Saya adalah mahasiswa magister psikologi Universitas Muhammadiyah Malang yang memiliki ketertarikan pada Psikologi dan Filsafat serta aktif dalam organisasi Muhammadiyah.

Menggugat Perlindungan Hukum bagi Guru Indonesia

Muhammad Iqbal Syahsaputra

3 min read

Pendidikan sudah tidak aman untuk guru dan murid. Kasus-kasus kriminalisasi terhadap guru terus bermunculan, menciptakan ketegangan dalam dunia pendidikan. Padahal negara telah memberikan kekuatan hukum bagi guru untuk menjalankan proses pembelajaran dengan aman dan tenang.

Paradoks Penerapan UU Perlindugan Guru

Komponen utama dari perlindungan hukum yang diberikan kepada guru berdasarkan Undang-Undang No. 14 tahun 2005 mencakup berbagai bentuk perlindungan hak dan tanggung jawab profesional mereka. Undang-undang ini bertujuan untuk memastikan bahwa pendidik dapat melakukan tugasnya tanpa takut akan kriminalisasi atau tekanan yang tidak semestinya. Tidak hanya itu, undang-undang ini juga mengatur tentang hak atas keselamatan fisik dan mental. Perlindungan hukum yang ditetapkan dalam undang-undang ini meliputi perlindungan profesional, guru berhak atas perlindungan hukum dalam menjalankan peran mereka dalam pendidikan.

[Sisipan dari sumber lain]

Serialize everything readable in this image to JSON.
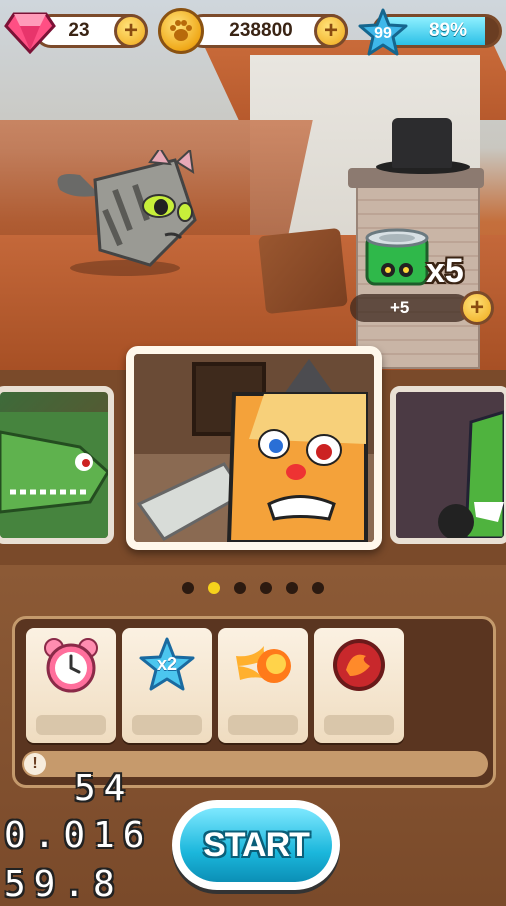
{
  "hud": {
    "gems": "23",
    "coins": "238800",
    "energy_level": "99",
    "energy_percent": "89%",
    "energy_fill": 0.89
  },
  "food": {
    "multiplier": "x5",
    "bonus": "+5"
  },
  "carousel": {
    "pages": 6,
    "active_page": 2
  },
  "powerups": [
    {
      "icon": "alarm-clock-icon",
      "label": ""
    },
    {
      "icon": "x2-star-icon",
      "label": "x2"
    },
    {
      "icon": "fireball-icon",
      "label": ""
    },
    {
      "icon": "red-orb-icon",
      "label": ""
    }
  ],
  "debug_stats": [
    "54",
    "0.016",
    "59.8"
  ],
  "start_label": "START",
  "colors": {
    "accent_blue": "#1bb7dc",
    "gold": "#f0a91a",
    "panel_brown": "#5a3520"
  }
}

Namun, fakta di lapangan justru sebaliknya. Guru masih sangat rentan untuk dikriminalisasi saat menjalankan pekerjaannya. Seperti yang dialami Sambudi, guru SMP Raden Rahmat, Sidoarjo, pada 2016. Ia dilaporkan ke polisi karena mencubit muridnya yang tidak melaksanakan solat. Meskipun tindakan tersebut dilakukan dalam konteks mendidik, tanpa niat untuk menyakiti, laporan ini menyorot kerentanan kriminalisasi terhadap guru meskipun UU No. 14 Tahun 2005 menjamin perlindungannya. Hal ini menunjukkan adanya ketidaksesuaian antara praktik perlindungan hukum dan realita di lapangan.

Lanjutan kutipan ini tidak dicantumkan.